Under the aegis of EcoPeace Middle East, a Jordanian, Palestinian, and Israeli environmental peace building organization which focuses on the region’s water and environment issues, twenty-five swimmers from a number of countries participated in the hot, unpleasant process of swimming eleven miles over the Dead Sea from Ein Gedi in Israel to Wadi Mujib in Jordan in the first ever swim-crossing of the salty body.
This was to protest the precipitous dropping of the Dead Sea’s waters, which have fallen eighty feet since the 1960s and lost a third of their surface area. The dry out is due to diversion of the Yardein’s water for agriculture, which leaves only ten percent for the Dead Sea. In addition, huge quantities of sea water are evaporated by the Dead Sea Works for the production of potash and other products.
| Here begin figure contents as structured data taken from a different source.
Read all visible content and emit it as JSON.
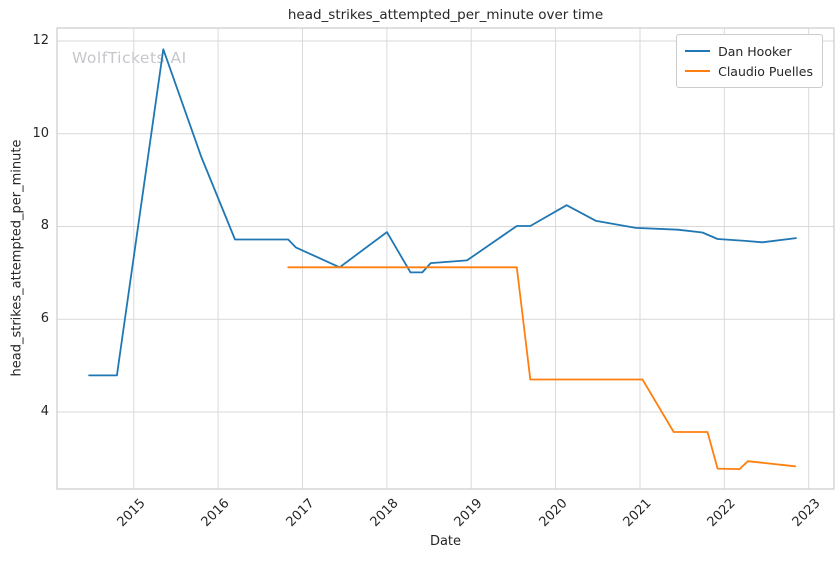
{
  "figure": {
    "watermark": "WolfTickets AI"
  },
  "colors": {
    "grid": "#d9d9d9",
    "spine": "#cccccc",
    "text": "#262626",
    "watermark": "#c6c6cc",
    "background": "#ffffff"
  },
  "chart_data": {
    "type": "line",
    "title": "head_strikes_attempted_per_minute over time",
    "xlabel": "Date",
    "ylabel": "head_strikes_attempted_per_minute",
    "grid": true,
    "legend_position": "upper right",
    "xlim": [
      2014.09,
      2023.3
    ],
    "ylim": [
      2.34,
      12.28
    ],
    "xticks": [
      2015,
      2016,
      2017,
      2018,
      2019,
      2020,
      2021,
      2022,
      2023
    ],
    "yticks": [
      4,
      6,
      8,
      10,
      12
    ],
    "series": [
      {
        "name": "Dan Hooker",
        "color": "#1f77b4",
        "points": [
          [
            2014.47,
            4.79
          ],
          [
            2014.8,
            4.79
          ],
          [
            2015.35,
            11.82
          ],
          [
            2015.8,
            9.5
          ],
          [
            2016.2,
            7.72
          ],
          [
            2016.83,
            7.72
          ],
          [
            2016.92,
            7.55
          ],
          [
            2017.44,
            7.12
          ],
          [
            2018.0,
            7.88
          ],
          [
            2018.28,
            7.01
          ],
          [
            2018.42,
            7.01
          ],
          [
            2018.52,
            7.21
          ],
          [
            2018.95,
            7.27
          ],
          [
            2019.54,
            8.01
          ],
          [
            2019.7,
            8.01
          ],
          [
            2020.13,
            8.46
          ],
          [
            2020.48,
            8.12
          ],
          [
            2020.95,
            7.97
          ],
          [
            2021.45,
            7.93
          ],
          [
            2021.74,
            7.87
          ],
          [
            2021.92,
            7.73
          ],
          [
            2022.25,
            7.69
          ],
          [
            2022.45,
            7.66
          ],
          [
            2022.85,
            7.75
          ]
        ]
      },
      {
        "name": "Claudio Puelles",
        "color": "#ff7f0e",
        "points": [
          [
            2016.83,
            7.12
          ],
          [
            2019.54,
            7.12
          ],
          [
            2019.7,
            4.7
          ],
          [
            2021.03,
            4.7
          ],
          [
            2021.4,
            3.57
          ],
          [
            2021.8,
            3.57
          ],
          [
            2021.92,
            2.78
          ],
          [
            2022.18,
            2.77
          ],
          [
            2022.28,
            2.94
          ],
          [
            2022.84,
            2.83
          ]
        ]
      }
    ]
  }
}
The swimmers wore special masks and snorkels to protect their eyes and mouths from the sea’s up to 36 percent salt concentration. They found that the water’s buoyancy made swimming in the Dead Sea more tiring than regular water.
“If it’s possible to do the impossible, like swimming across the Dead Sea, then it’s possible to save the Dead Sea,” said Oded Rahav, who participated in the swim. “We are not just interested in raising awareness, but creating real action to benefit the Dead Sea.”